Senin, 15 Agustus 2011


Assets and properties are important terminologies in the world of investments and finance. They give you a financial security. But every materialistic entity undergoes wear and tear. So do the buildings and structures, which are a part of your rental properties. A steady drop in the rental property value over the years is known as rental property depreciation.

What Is Depreciation of Rental Property?

Definition: Depreciation of rental property can be defined as the steady rate of decrease in the value of a passive rental property owned by a person.

Rent collected on property is also a source of income. But is that a part of the taxable income? Yes! But then the depreciation costs, repairs and operating costs are considerable amount of tax deductions that can be made on the taxable rental income. For investors, depreciation of rental property is a good news, as the taxable portion of income from the property is recovered through the rental depreciation. As per the Internal Revenue Services (IRS), the factors that determine the amount of rental depreciation are: the recovery period for the property owned, the owner's claim on the property and the kind of depreciation methods used. Not to miss on an important point, the rental depreciation applies only to the structures and rental properties on a land and not to land.

Rental depreciation is favorable investment choice when it comes to real estates and rental properties. To avail the benefits of rental property depreciation, many investors allocate much of their property purchase price to improvements and little to land. For example: A tax assessor has shown on paper that he has 95% of his property that is attributable to improvements and 5% to land. This is accepted by IRS, although the distribution by the tax assessor may not be actual. When a property is shown attributable to improvements, the depreciation costs are deductible expenses, which provide an effective tax shelter for rental properties. Let's take an instance. Assume there is a property which has cash flow worth USD 5000. Say, the cash income is exceeding the cash expenditures annually by USD 5000. Now the investor has USD 5000 cash in hand. If this were depreciated as USD 10,000 in that financial year, the property would have suffered a loss of USD 5000. But if it is shown as USD 5000, the spendable income would remain untaxed and the remaining USD 5000 (depreciation cost) would be used to offset other incomes. This is how rental depreciation helps in tax sheltering.

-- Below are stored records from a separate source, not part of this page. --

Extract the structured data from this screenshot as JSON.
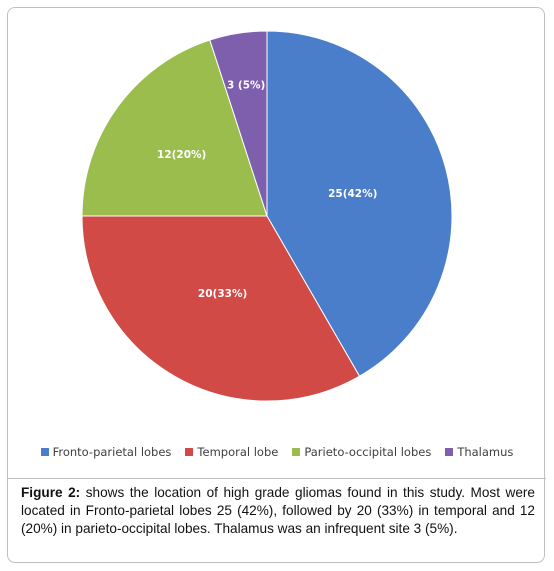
{
  "chart_data": {
    "type": "pie",
    "categories": [
      "Fronto-parietal lobes",
      "Temporal lobe",
      "Parieto-occipital lobes",
      "Thalamus"
    ],
    "values": [
      25,
      20,
      12,
      3
    ],
    "data_labels": [
      "25(42%)",
      "20(33%)",
      "12(20%)",
      "3 (5%)"
    ],
    "colors": [
      "#4a7ecb",
      "#d14a46",
      "#9bbd4e",
      "#7e5fae"
    ],
    "legend_position": "bottom",
    "title": ""
  },
  "caption": {
    "label": "Figure 2:",
    "text": " shows the location of high grade gliomas found in this study. Most were located in Fronto-parietal lobes 25 (42%), followed by 20 (33%) in temporal and 12 (20%) in parieto-occipital lobes. Thalamus was an infrequent site 3 (5%)."
  }
}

How to Calculate Rental Depreciation?
Let's take a look at the method to calculate rental property depreciation, on an annual basis:

Annual depreciation = (Purchase price - Cost of the land) / Life span

where:
Annual depreciation: is the amount of expenses that can be claimed on a yearly basis.
Purchase price: is total price that has been paid for the rental property.
Life span: is the number of useful years for the rental property.

Let's take an example: John has bought a rental property worth USD 250,000. The land value is USD 50,000. The residential property is depreciated over 20 years. So, what would be the depreciation of the rental property owned by John?

Going by the above formula,
Annual Depreciation = (250,000 - 50,000) / 20 = 200,000 / 20 = USD 1000

Nowadays, there are many property management software available, which can be of immense help when calculating rental depreciation for multiple rental properties.